Start by making a directory.
mkdir ~/yard/run_cellranger_reanalyze cd ~/yard/run_cellranger_reanalyze
Next run the cellranger reanalyze command with --help to get the usage and a full list of modifiable parameters.
cellranger reanalyze --help
The output looks similar to this:
/mnt/home/user.name/yard/apps/cellranger-3.1.0/cellranger-cs/3.1.0/bin cellranger reanalyze (3.1.0) Copyright (c) 2019 10x Genomics, Inc. All rights reserved. ------------------------------------------------------------------------------- ... The commands below should be preceded by 'cellranger': Usage: reanalyze --id=ID --matrix=MATRIX_H5 [options] reanalyze[options] reanalyze -h | --help | --version
From this we can see that we need a matrix H5 file and a parameters CSV file. All of the modifyable parabeters are listed on the Customized Secondary Analysis using cellranger reanalyze page.
One of the more common reanalysis combinations is to increase the number of principle components used in clustering while increasing the number of clusters used in the k-means algorithm. If we use one of the publicly-available PBMC data sets, we might want to increase the number of PCAs and cluster to see if we can better separate out some of the rarer T-cell populations, such as T-regs. With this as our aim, we will start with the 1,000 PBMC experiment, and a 10,000 PBMC data set. For this run we only need to download the matrix in H5 format.
wget https://cf.10xgenomics.com/samples/cell-exp/3.0.0/pbmc_10k_v3/pbmc_10k_v3_filtered_feature_bc_matrix.h5
Next make the parameters CSV file. Here we use nano, but you can use any text editor.
nano reanalyze_10k_pbmcs.csv
Paste the following into your text file:
num_principal_comps,14 max_clusters,15
Save the file as reanalyze_10k_pbmcs.csv.

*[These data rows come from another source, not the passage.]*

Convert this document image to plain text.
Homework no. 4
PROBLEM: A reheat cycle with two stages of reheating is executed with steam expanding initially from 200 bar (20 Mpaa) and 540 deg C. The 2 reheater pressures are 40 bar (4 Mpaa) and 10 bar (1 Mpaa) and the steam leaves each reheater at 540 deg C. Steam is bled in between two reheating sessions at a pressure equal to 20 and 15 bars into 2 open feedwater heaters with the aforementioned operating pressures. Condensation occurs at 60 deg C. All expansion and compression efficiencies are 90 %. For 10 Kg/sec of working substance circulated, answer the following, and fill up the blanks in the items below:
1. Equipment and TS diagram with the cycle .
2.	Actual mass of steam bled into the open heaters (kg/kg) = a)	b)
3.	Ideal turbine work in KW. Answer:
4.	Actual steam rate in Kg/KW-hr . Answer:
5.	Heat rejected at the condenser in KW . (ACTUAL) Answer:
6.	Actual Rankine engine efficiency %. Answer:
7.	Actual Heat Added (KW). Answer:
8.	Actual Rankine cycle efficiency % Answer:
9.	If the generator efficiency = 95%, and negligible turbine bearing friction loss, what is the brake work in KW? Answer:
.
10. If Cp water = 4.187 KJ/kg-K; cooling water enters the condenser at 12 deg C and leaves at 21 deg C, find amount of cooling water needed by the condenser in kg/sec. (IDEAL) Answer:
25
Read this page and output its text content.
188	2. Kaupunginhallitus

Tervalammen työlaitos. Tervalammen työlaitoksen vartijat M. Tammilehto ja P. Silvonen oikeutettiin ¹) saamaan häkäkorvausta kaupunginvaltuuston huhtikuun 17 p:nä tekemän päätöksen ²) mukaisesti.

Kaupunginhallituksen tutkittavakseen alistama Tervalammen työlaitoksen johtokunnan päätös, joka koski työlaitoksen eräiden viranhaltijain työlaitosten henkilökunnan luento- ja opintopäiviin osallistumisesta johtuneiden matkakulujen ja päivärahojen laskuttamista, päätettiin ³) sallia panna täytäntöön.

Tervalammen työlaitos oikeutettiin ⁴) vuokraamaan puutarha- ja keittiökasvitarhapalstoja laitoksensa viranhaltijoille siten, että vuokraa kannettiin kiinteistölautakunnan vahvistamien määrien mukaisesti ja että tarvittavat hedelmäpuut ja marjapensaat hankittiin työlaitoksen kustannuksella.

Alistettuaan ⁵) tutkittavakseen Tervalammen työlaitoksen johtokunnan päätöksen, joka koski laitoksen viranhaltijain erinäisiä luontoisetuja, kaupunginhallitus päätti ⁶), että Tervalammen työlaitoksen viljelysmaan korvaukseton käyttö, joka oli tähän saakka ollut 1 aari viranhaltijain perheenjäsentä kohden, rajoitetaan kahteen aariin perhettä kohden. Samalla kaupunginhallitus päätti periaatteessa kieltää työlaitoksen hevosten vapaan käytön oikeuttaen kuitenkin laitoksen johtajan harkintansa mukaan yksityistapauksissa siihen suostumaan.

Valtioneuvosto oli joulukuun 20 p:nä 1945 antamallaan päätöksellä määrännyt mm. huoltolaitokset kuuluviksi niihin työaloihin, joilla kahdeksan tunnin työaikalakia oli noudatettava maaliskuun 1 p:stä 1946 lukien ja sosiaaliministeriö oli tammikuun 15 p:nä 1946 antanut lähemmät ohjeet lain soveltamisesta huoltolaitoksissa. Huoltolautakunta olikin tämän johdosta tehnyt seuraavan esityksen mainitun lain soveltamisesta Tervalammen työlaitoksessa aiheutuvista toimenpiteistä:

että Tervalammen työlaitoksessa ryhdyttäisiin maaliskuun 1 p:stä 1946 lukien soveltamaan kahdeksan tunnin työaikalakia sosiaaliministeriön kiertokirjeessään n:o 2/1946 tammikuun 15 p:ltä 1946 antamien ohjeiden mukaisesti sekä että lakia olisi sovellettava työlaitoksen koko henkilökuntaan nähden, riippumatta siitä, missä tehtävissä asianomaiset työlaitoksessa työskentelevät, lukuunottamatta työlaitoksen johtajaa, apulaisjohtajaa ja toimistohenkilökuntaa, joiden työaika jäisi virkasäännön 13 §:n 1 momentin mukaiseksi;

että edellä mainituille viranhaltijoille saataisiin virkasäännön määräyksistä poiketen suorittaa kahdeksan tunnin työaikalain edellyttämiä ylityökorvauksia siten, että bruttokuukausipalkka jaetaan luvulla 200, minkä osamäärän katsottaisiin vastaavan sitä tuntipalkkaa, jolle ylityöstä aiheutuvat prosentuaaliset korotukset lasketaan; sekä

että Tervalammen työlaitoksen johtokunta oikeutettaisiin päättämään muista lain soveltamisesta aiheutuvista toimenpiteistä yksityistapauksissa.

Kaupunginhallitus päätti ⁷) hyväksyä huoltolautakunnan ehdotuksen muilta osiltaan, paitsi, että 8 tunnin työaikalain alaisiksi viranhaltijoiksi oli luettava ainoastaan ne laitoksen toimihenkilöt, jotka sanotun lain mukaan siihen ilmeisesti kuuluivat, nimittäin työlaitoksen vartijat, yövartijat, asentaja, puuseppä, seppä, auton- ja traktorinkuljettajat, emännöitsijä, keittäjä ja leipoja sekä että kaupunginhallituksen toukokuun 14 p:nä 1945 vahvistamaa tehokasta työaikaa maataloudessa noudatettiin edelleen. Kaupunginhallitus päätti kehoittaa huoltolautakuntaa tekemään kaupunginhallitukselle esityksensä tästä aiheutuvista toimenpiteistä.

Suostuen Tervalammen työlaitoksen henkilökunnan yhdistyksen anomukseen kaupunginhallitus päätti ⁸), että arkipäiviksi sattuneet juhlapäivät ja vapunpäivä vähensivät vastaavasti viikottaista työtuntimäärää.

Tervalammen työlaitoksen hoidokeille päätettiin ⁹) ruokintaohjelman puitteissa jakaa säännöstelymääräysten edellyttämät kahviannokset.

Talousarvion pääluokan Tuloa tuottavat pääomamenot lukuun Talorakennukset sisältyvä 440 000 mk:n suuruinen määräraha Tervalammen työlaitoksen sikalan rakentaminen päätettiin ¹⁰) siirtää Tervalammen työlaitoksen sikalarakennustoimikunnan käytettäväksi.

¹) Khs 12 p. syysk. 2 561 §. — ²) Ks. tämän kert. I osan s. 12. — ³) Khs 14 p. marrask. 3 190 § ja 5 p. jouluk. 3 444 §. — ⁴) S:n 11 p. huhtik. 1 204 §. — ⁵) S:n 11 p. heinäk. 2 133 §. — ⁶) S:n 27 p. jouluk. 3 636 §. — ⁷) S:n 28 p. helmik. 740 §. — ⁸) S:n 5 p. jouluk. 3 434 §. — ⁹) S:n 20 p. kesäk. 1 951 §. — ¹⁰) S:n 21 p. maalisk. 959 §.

Next you build the command.
cellranger reanalyze --id=10k_pbmc_reanalyze_pc_clust --matrix=pbmc_10k_v3_filtered_feature_bc_matrix.h5 --params=reanalyze_10k_pbmcs.csv
The output loosk similar to this:
/mnt/home/user.name/yard/apps/cellranger-3.1.0/cellranger-cs/3.1.0/bin cellranger reanalyze (3.1.0) Copyright (c) 2019 10x Genomics, Inc. All rights reserved. ------------------------------------------------------------------------------- ... Pipestance completed successfully! 2019-09-13 18:51:37 Shutting down. Saving pipestance info to 10k_pbmc_reanalyze_pc_clust/10k_pbmc_reanalyze_pc_clust.mri.tgz
Now that the cellranger reanalzye pipeline is finished, look at the output.
ls -1 10k_pbmc_reanalyze_pc_clust/outs/
The output looks similar to this:
analysis cloupe.cloupe params.csv web_summary.html
By listing the contents of the clustering folder in the analysis folder, you can see that the pipeline did output 15 clusters.
ls -1 ls -1 10k_pbmc_reanalyze_pc_clust/outs/analysis/clustering/
graphclust
kmeans_10_clusters
kmeans_11_clusters
kmeans_12_clusters
kmeans_13_clusters
kmeans_14_clusters
kmeans_15_clusters
kmeans_2_clusters
kmeans_3_clusters
kmeans_4_clusters
kmeans_5_clusters
kmeans_6_clusters
kmeans_7_clusters
kmeans_8_clusters
kmeans_9_clusters
From here, explore the data further using the Loupe Browser or a number of other publicly available tools.